Toxic shock syndrome caused by staphylococcus (without MRSA)
Last Updated: 2019-08-26
Todd et al. 1978.
Superantigen-producing staphylococcal disease with scarlatinous exanthema and reduced general condition. In the process, it can lead to shock and multiorgan failure.
- Incidence: 0.8-3.4/100,000 (2000-2003).
At present, a constant incidence can be assumed.
- Approximately half of all TSS triggered by Staphylococcus are NM-STSS.
- Initially, the M-STSS was particularly prevalent. Since patients have now been informed about the regular replacement of tampons and changes have also occurred in their production, the rate of "tampon-triggered toxic shock syndromes" has decreased.
- Non-menstrual-associated, staphylococcal-induced toxic shock syndrome (NM-STSS).
- Menstruation-associated, staphylococcal-induced toxic shock syndrome (M-STSS).
- NM-TSS is mainly caused by staphylococci of the skin (wounds, abscesses, boils), in the context of another gynaecological infection (e.g. postpartum), burns, sinusitis, osteomyelitis or arthritis, respiratory infections after influenza infection, enterocolitis and intravenously drug abuse.
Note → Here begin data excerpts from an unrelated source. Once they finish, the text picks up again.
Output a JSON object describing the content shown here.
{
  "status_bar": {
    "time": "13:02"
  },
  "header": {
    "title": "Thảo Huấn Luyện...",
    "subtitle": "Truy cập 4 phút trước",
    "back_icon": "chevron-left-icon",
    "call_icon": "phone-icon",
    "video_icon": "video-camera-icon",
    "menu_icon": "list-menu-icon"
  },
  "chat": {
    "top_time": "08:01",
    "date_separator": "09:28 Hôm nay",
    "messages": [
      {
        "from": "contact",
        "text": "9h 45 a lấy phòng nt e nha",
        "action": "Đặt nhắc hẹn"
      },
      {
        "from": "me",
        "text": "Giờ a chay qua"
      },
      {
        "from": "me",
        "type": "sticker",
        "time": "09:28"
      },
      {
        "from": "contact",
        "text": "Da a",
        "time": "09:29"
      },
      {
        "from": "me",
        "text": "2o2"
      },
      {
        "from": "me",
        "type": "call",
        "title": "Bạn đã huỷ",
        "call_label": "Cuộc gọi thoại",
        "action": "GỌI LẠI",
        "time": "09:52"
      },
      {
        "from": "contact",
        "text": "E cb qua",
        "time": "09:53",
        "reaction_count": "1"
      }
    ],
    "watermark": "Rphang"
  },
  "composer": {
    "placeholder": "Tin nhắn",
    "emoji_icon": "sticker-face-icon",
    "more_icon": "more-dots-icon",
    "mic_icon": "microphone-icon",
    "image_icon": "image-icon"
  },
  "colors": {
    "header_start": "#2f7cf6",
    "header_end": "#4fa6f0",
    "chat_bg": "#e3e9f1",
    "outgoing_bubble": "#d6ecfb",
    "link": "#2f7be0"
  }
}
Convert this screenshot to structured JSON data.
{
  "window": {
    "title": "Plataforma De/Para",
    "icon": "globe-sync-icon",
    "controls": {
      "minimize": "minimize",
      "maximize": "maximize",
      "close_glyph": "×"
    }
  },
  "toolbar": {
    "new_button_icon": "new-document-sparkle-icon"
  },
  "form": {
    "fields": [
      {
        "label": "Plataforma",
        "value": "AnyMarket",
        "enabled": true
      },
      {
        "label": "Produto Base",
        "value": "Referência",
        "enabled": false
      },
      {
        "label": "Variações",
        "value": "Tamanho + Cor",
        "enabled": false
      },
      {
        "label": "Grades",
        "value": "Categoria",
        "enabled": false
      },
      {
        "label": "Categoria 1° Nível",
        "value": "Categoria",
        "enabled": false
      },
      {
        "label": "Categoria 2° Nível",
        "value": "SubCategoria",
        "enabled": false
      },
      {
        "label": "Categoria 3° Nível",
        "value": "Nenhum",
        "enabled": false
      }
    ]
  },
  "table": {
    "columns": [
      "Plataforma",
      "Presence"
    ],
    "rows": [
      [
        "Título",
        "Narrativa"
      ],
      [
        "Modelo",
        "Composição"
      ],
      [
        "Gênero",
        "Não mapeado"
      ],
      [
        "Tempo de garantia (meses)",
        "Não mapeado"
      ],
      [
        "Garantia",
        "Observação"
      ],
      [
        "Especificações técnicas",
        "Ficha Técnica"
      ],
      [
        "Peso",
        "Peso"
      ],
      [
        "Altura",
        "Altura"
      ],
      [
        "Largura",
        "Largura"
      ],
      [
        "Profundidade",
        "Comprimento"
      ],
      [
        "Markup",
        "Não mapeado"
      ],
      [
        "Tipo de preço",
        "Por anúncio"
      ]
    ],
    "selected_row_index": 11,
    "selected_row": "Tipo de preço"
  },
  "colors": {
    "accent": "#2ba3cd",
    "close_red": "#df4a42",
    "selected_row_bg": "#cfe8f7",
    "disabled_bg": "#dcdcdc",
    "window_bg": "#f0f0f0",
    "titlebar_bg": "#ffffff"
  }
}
- Staphylococci produce exotoxins such as Toxic Shock Syndrome Toxin-1 (TSST-1) and Staphylococci Enterotoxins B, C, D, E and H. All these toxins are superantigens and can activate a high number of T-lymphocytes, which then release an exceptionally high number of proinflammatory cytokines.
As with all infections, the immune system is very important. Patients without TSST-1 neutralizing antibodies are far more likely to develop TSS than other patients.
- The initial symptoms include fever, pharyngitis, myalgia, diarrhea, vomiting. There is a macular, scarlatinous, generalized exanthema. Palmoplantar may show erythema. After 1-2 weeks desquamation occurs. Without exception, conjunctival hyperemia, pharyngitis and a "strawberry tongue" are visible. In some cases, the symptoms of the CNS can be determined
The hypotension associated with TSS is shown by a prominent exanthema on the trunk, orthostatic dysfunction and a shock with multiorgan failure.
- Early treatment often leads to less pronounced symptoms.
- Between the beginning of menstruation and TSS are on average 2-3 days, after operations often only 2 days, but TSS can still occur after 2 months!
- Clinical criteria (United States Centers for Disease Control and Prevention):
Fever: Temperature ≥ 38.9°C.
Blood pressure: Systolic blood pressure ≤ 90 mmHg (adults), less than 5th percentile for children under 16 years.
- Skin change: diffuse, macular (scalatiniform) exanthema.
- Desquamation: 1-2 weeks after onset of the disease, especially palmoplantar.
Multi-organ system (participation of ≥ 3 systems).
- Gastrointestinal: vomiting, diarrhea.
Muscular: Myalgia, ≥ 2-fold increased CK.
Mucous membrane: Vaginal, oropharyngeal and hyperemia of the subjunctive.
- Renal: Urea or Creatinine ≥ 2-fold increased.
- Liver: Bilirubin or transaminases ≥ increased 2-fold.
- Hematological: < 100'000 platelets.
- CNS: disorientation, changes of consciousness without focal neurological signs without fever or hypotension.
No other germ detection (except possibly Staphylococcus aureus, however the detection of S. aureus is not essential to make the diagnosis).
Negative serological test (antibodies are often only determined in special laboratories) for Rocky Mountain Spotted Fever, leptospirosis or measles.
Bacterial smears (where focus is suspected: neck, vagina, skin lesions, nasal atrium, groin). S. aureus can be isolated from the suspicious focus in 80-90% of cases, but serological detection is only possible in 5% of cases.
Blood count (anemia, leukocytosis with neutrophilia, thrombocytopenia), coagulation (consumption coagulopathy, prolonged prothrombin time and partial thromboplastin time), creatinine, Urea (renal insufficiency), transaminases, bilirubin (liver insufficiency), creatinine kinase (myalgia), electrolytes (hyponatremia, hypalbuminemia, hypocalcemia, hypophosphatemia),
Blood culture (pathogen detection), U status.
CNS symptoms (encephalopathy with disorientation, confusion, epileptic seizures, cerebral edema, headache, memory loss, poor concentration): Neurological consil and cerebrospinal puncture.
Breathing problems: Thoracic x-ray and, if necessary, internal consil.
Exclusion of a vaginal/intrauterine foreign body.
Vital parameter monitoring.
- The mortality rate is between 1.8-6%, depending on the trigger and study.
Women with M-STSS should no longer use tampons. Spirals for contraception should also be avoided.
Recurrences occur days to months after the initial manifestation, in patients who have not received sufficient antibiotic treatment, do not produce their own antibodies and where the cause (the infection focus) has not been remedied.